The annealing efficiency of 3′ UTR RNAs was found to be highly dependent on the length of the RNA used (Fig. 2). While 3′CYC RNA, containing the cyclization sequences and the 3′ SL structure, could interact with the 5′ region even in the absence of core protein, the longer 3′ΔVR and 3′FL-UTR RNAs required core for 5′–3′ complex formation, suggesting that the presence of the dumbbell structures (DB1 and DB2) might interfere with annealing. Pseudoknot interactions, conserved in mosquito-borne flaviviruses, have been suggested to form between the loop of the dumbbells and a single-stranded region, including the CS element, in the linear form of the viral RNA (Olsthoorn and Bol, 2001; Fig. 1, Fig. 2). Total or partial deletion of the individual dumbbell structures was found to seriously compromise RNA replication (Alvarez et al., 2005a, Manzano et al., 2011, Men et al., 1996), resulting in attenuated viruses that are actively pursued as a vaccine candidate for dengue viruses (Durbin et al., 2001, Troyer et al., 2001, Whitehead et al., 2003). Our results suggest that core protein chaperoning might be required to resolve the pseudoknots, yielding an RNA conformation competent for 5′–3′ annealing. Thus, the pseudoknot structures may constitute an additional layer of regulation in genome cyclization, contributing to the delicate balance between the linear and circular RNA forms.
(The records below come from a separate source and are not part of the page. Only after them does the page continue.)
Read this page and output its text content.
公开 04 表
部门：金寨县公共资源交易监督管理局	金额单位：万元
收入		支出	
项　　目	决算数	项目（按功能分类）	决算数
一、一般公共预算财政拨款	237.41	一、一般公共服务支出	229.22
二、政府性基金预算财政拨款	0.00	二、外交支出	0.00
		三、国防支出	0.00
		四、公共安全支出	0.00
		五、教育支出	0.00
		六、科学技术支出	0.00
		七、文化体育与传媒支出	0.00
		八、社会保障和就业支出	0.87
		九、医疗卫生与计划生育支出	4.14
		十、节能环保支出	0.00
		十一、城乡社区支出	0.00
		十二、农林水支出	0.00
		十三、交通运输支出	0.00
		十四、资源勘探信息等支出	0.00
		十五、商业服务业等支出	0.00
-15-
In addition to the genomic RNA, a small subgenomic RNA (sfRNA), corresponding to the last 300–500 nts of the positive-strand viral RNA, also accumulates in cells infected by flaviviruses (Lin et al., 2004, Pijlman et al., 2008, Urosevic et al., 1997). sfRNA is generated by the incomplete degradation of the viral genome by the host exonuclease XRN1, where the 3′ RNA region is protected by a conserved pseudoknot structure (Funk et al., 2010, Pijlman et al., 2008, Silva et al., 2010). Kunjin virus sfRNA was not required for viral replication but was found to be essential for cytopathicity in cell culture and for pathogenicity in infected mice (Pijlman et al., 2008). As sfRNA contains all the RNA elements required for interaction with 5′ cyclization sequences, its accumulation might regulate (−)-strand RNA synthesis by inhibiting panhandle formation or by sequestering host or viral proteins (including core protein) interacting with the 3′ UTR (Fan et al., 2011). The interaction of core protein with sfRNA and the possible consequences remain to be experimentally verified.